Flip-flop nametags notwithstanding, mind-changing is something I've done a fair amount of here (by which I mean, say, 4% of the time or thereabouts, for those who want to keep track; yes, I'm nitpicky, and as a critic I at least try to hold myself to high standards, including honesty and transparency), as I often find myself in the necessary predicament of re-examining my irksome (to myself) or controversial (to others) opinions on certain movies in hopes of seeing things I hadn't before. Such was the case in The Artist, which rose from festival buzz to almost immediate Oscar glory before the backlash from silent purists like myself (to say nothing of the portion of the public that scoffs at silent movies as a matter of fact; let them eat shit like Journey 2: The Mysterious Island). Consigned to its seemingly inevitable Best Picture status, I knew I'd have to revisit it, and was ultimately delighted when I did.

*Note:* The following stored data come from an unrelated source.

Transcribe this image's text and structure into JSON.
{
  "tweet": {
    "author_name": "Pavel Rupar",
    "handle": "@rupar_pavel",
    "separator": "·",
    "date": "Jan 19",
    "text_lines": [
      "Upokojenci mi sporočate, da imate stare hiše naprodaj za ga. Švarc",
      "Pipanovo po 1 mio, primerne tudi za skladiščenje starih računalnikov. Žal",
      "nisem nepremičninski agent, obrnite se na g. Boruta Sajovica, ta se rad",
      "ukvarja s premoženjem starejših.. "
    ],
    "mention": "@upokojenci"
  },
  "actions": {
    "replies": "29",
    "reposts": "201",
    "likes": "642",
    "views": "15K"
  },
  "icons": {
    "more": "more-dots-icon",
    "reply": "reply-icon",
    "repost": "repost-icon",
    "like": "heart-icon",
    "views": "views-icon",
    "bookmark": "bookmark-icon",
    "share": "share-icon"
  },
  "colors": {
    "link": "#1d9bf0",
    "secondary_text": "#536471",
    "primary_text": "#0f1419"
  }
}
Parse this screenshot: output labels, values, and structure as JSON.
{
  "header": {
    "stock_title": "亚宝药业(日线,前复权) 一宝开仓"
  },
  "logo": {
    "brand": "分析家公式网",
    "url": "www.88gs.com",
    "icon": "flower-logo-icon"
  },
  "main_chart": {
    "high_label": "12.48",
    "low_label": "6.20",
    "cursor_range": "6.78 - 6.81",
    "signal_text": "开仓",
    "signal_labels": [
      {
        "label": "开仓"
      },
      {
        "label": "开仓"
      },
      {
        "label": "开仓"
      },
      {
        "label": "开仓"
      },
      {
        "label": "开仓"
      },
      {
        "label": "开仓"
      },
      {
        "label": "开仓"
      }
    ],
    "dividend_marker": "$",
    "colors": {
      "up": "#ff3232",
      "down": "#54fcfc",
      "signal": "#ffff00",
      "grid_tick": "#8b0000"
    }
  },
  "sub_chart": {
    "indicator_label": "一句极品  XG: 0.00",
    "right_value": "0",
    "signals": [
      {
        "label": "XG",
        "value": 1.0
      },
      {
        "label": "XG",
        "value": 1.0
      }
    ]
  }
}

My original review was penned in a flurry after a bitter first viewing, during which it felt like my long-gestating wish for a modern silent film (partially satiated by Guy Maddin and others) was smeared by the Weinstein express. Reflection invited suspicions of my interpretation of the film and a second viewing confirmed them: this was not the Disingenuous Scrap of Awards Bait I'd first seen it as (as if Harvey Weinstein made the film himself, and that Michel Hazanavicius was a mere drone), although I do think it's too seriously flawed to qualify as the masterful love letter to cinema so many of its admirerer's think of it as (for me, that was Martin Scorsese's effervescent Hugo). It gets the good try award, but more time in the editing room could have made for a significantly superior product.
The temptation exists to hold The Artist to the standards of actual silent films, when clearly that is both misguided and unreasonable (if not impossible). Such former defensiveness on my part came from the same kind of love The Artist itself trades in, and is carried through by. The replication of style is mostly acute, although it's seriously rough going during an uneven and boorishly scored opening act, which starts off as a meta film-within-a-film only to subsequently waste its energy on an inert media showcase. Graciously, once the board is set and the peices are moving, the snide self-awareness subsides and things progress more or less like clockwork. It's a crowd-pleaser, almost breathelessly cute and occasionally transcendant (I, for one, am a fan of the Vertigo cameo), even when it's too obvious or drawn-out (the dream sequence is literally stupid, but contextually brilliant), and as an adorer of the flickering source of a medium that's now even more distant from its roots, I've come to appreciate what the film says about this ever-evolving medium. Warts and all, The Artist reminds us that the fire is far from extinguished.